Coulomb blockade and quantum confinement in field electron emission from heterostructured nanotips

TL;DR

This paper reveals a novel field electron emission mechanism involving Coulomb blockade and quantum confinement in heterostructured nanotips, supported by experiments and numerical simulations, advancing understanding of electron emission at the nanoscale.

Contribution

It introduces a new FE mechanism combining Coulomb blockade and quantum confinement effects in heterostructured nanotips, supported by experimental and theoretical analysis.

Findings

Multiple peaks in energy distributions due to quantum confinement.

Modified Coulomb staircase observed in I-V characteristics.
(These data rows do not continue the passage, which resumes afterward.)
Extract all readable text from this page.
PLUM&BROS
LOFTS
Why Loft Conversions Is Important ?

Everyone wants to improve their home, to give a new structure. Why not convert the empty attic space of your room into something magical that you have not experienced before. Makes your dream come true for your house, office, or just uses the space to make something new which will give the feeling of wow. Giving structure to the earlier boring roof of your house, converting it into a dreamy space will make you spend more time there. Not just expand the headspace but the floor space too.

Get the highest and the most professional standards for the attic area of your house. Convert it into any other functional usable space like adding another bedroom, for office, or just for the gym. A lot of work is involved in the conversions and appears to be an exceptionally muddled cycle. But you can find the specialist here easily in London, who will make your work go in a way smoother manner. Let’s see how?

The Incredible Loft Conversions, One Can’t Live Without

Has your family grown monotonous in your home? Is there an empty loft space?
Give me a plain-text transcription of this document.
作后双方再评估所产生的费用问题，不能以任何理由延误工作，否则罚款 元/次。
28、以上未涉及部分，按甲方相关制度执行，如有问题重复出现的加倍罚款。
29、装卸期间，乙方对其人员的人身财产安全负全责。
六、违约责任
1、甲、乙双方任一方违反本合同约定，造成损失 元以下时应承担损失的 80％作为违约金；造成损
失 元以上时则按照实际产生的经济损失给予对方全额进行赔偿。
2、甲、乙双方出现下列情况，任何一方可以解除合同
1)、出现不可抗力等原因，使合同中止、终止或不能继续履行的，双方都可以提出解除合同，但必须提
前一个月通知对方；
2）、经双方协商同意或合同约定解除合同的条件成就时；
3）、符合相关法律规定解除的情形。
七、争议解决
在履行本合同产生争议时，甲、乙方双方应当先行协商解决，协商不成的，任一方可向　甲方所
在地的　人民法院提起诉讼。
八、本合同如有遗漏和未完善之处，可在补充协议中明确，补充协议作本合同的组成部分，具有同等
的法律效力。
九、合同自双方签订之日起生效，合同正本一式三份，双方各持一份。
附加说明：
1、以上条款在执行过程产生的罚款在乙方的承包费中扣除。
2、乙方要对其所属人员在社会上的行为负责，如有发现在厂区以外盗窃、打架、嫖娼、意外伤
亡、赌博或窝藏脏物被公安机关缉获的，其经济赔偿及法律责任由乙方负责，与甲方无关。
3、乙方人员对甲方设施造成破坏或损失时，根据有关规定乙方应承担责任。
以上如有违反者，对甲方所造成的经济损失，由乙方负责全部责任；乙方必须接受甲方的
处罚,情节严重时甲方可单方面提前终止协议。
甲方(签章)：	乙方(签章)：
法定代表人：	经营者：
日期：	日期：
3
Experimental results align with numerical Coulomb blockade models.

Abstract

A new field electron emission (FE) mechanism, which includes Coulomb blockade and quantum confinement effects, is revealed for heterostructured emitters composed of quantum dots and nanowires self-assembled at diamond nanotips. The total energy distributions of the emitted electrons show multiple peaks attributed to the discrete electronic states of the quantum-confined emitter with the corresponding energy levels oscillating as a function of the applied voltage due to the Coulomb blockade. The FE current-voltage characteristics exhibit a modified Coulomb staircase with additional steps becoming more pronounced with increasing voltage. The experimentally observed behavior is consistent with numerical simulations based on the model of Coulomb blockade in quantum dots in combination with the theory of FE from sharp tips.